………【即苛不喜】………
“啊?不会吧。”陈皓眉头紧蹙,显然被这个情况弄得有点紧张。他对自己的东西最是挑剔,也讨厌使用任何有残缺的物品。话说上回和王成平爬山,他的宝马被刮伤,陈皓是送到总厂等候两月,全车喷漆才重新开过。可这次的车子是向李梓相借,万一有个损失李梓倒不在乎,但陈皓却总觉得麻烦。
王成平早发现陈皓看上去精明面孔,实际上却是满肚笨心肠。面对自己的胡说八道,陈皓显然全无抵抗力的深信不疑。且每次看到陈皓因为自己的话紧绷面皮,王成平内心实在都涌上邪恶快感,于是更加忽悠:“刚刚那些人没盯着你的车看吧?”
陈皓心有余悸,握着方向盘的手都有些微汗:“啊……是有几个人,我说他们怎么老看我的车……”陈皓虽然表面上严密戒备王成平,实际上肚子里装的坏水真没王成平多,他从大体上说还是个老实孩子。先不提严肃的工作场合,即便在日常生活里,除了他几个发小还真没人敢在显赫的冷面陈公子之前耍任何花枪。因此陈皓不是傻,他是压根料不到长相如此老实忠厚的王成平,居然还敢胆大包天戏弄自己。
王成平见陈皓已然微微色变,拼命憋住笑,唏嘘道:“啧啧,还好我及时赶来,要不然真有什么你可怎么办。”
陈皓这才想起来王成平方才很无耻的迟到行为,但此时他的抱怨已经很虚弱了:“你来的这么晚,还好意思说。”顿了顿,他又怀疑道,“欸你这里还那么多银行呢,怎么环境就这么乱啊,那你平时上下班可怎么办啊……”
王成平倒没料到陈皓会转而关心自己,她一般上班开父母家的本田,自己偶尔也打车。但此时她乐的装可怜:“还行吧,我有时候打车,有时候地铁公交。”
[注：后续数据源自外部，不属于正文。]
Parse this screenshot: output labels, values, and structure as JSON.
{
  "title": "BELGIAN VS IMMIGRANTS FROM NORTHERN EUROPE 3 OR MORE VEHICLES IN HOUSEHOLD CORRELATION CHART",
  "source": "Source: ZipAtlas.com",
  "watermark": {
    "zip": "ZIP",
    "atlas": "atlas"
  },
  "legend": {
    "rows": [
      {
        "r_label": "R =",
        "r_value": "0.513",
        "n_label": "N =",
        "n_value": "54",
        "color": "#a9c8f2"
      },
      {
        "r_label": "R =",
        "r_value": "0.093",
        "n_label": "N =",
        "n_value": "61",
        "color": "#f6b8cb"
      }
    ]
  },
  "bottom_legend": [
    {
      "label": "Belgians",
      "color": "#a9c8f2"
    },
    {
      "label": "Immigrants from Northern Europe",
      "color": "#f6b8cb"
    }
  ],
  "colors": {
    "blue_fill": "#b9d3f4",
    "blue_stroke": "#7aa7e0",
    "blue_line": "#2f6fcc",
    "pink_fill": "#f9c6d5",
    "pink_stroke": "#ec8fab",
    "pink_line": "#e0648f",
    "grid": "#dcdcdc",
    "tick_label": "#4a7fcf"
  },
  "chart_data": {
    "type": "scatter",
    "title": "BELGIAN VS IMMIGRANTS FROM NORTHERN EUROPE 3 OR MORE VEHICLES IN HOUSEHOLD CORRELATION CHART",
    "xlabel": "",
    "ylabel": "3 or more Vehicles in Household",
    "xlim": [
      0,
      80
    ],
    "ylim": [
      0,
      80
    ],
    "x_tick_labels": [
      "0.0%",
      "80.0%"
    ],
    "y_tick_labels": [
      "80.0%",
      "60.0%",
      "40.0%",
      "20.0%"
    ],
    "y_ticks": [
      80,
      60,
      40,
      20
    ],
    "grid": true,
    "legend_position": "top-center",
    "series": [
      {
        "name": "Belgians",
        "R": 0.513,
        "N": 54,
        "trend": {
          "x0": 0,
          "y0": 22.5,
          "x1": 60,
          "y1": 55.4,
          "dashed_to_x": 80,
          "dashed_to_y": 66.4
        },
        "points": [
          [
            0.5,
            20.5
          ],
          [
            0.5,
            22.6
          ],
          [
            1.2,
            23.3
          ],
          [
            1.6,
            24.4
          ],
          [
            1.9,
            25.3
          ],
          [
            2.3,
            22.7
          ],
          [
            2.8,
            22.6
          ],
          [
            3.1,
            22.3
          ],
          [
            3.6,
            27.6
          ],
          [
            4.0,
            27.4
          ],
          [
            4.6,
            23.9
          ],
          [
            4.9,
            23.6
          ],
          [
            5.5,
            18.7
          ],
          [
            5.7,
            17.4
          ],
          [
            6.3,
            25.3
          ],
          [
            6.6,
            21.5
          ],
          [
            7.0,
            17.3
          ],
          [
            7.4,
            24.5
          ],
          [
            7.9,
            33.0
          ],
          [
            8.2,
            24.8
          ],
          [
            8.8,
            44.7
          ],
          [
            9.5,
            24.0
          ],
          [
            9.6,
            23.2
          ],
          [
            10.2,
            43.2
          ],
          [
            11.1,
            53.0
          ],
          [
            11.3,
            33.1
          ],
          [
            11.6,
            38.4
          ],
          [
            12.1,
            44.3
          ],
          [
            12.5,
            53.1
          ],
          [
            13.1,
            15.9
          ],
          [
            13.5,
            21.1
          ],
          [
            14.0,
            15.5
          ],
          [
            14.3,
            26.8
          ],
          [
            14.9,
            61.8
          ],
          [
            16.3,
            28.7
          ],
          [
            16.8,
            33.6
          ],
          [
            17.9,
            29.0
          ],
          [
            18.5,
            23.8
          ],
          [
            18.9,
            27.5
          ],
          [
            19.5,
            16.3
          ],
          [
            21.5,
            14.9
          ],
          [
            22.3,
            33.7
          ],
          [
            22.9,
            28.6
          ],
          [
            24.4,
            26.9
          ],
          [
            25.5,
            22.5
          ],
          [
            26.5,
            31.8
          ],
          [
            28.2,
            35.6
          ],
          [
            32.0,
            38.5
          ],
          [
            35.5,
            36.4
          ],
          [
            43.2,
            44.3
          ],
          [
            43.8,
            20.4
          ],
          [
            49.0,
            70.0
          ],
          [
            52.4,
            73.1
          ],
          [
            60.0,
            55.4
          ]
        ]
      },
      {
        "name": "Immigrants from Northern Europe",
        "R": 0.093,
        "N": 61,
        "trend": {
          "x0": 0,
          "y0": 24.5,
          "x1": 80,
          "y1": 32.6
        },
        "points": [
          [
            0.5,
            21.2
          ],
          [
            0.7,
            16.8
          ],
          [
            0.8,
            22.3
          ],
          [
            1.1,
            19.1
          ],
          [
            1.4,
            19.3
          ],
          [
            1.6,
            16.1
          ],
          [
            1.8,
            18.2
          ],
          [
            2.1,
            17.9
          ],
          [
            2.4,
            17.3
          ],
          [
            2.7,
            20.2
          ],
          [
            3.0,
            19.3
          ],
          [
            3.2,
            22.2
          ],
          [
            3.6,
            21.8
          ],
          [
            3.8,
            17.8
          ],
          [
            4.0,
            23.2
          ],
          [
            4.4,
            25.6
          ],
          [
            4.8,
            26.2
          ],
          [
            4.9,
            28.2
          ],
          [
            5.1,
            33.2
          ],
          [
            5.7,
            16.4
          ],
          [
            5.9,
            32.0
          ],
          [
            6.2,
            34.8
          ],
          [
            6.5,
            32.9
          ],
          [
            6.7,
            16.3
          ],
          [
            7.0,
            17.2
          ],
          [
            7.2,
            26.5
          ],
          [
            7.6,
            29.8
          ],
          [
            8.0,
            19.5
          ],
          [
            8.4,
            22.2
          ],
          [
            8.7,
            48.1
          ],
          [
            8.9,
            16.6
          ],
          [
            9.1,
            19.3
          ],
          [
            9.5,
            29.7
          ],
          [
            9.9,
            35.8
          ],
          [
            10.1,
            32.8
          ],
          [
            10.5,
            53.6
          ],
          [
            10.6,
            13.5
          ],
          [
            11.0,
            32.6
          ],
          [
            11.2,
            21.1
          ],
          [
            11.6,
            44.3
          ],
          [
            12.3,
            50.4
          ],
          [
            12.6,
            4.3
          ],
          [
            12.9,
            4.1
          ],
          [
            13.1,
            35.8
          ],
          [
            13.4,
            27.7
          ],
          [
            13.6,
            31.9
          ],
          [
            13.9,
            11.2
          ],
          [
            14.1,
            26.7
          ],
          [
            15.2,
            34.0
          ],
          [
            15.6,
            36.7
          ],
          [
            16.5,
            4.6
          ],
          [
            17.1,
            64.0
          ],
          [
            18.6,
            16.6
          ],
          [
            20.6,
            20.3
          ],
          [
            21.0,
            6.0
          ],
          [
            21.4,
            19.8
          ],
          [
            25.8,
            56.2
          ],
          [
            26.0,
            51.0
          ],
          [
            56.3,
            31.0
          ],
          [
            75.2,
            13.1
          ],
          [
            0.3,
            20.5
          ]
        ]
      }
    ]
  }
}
陈皓喃喃道:“这怎么行,太不安全了。”一回想到自己车前乌泱泱围着的那群人,他此刻头皮还有些发麻和后怕:他提醒自己待会下车得一定记着把全车检查一遍,看看别让哪个手贱的刮了车子,否则真是得不偿失。也幸好刚刚王成平及时来了,要不然这一窝蜂人涌上来,闹起来万一把自己车翻了,这还找不着报仇的主。且陈皓一个男人还好说点,若王成平单独再遇上什么人,可真是太危险了。
这边的王成平显然对话题突然转到自己身上,感到兴致阑珊,于是打哈哈:“还行吧,我觉得就那么回事。”
陈皓蹙着眉,明显不满意王成平对自己安全的满不在乎:“这哪行啊,你这儿那么乱。你一女的万一真出了什么事,叫谁都来不及。”
王成平似笑非笑:“哟,你这是关心我呢。”
陈皓面皮有点热,但他故意忽视王成平的话,佯装漫不经心的建议道:“那你以后如果下班的太晚,也别开车了,打电话就让我来接你吧。”
王成平有些反应不过来的看向陈皓,发现男人虽然面色如常,然而喉咙却紧张的吞咽一下。她一怔,先默默敛去眼里的顽皮嘲笑之色,才微笑道:“多谢你,不过现在我还能照顾好自己。”
“只是举手之劳。”见王成平不置可否,陈皓掩住失望淡淡接道。
此刻,陈公子压根没想自己公司距离这里有两个多小时的车程,他也没功夫鄙夷自己居然甘愿沦为王成平的免费司机;他目前只能感到内心强烈恼火,只恨不得上嘴去咬王成平,丫的王小姐您怎么就能永远表现的不像个正常女人。这种情况下,就算不欢天喜地的接受,怎么也得感激男人的心意吧。古里古怪的,什么叫“现在我还能照顾自己?”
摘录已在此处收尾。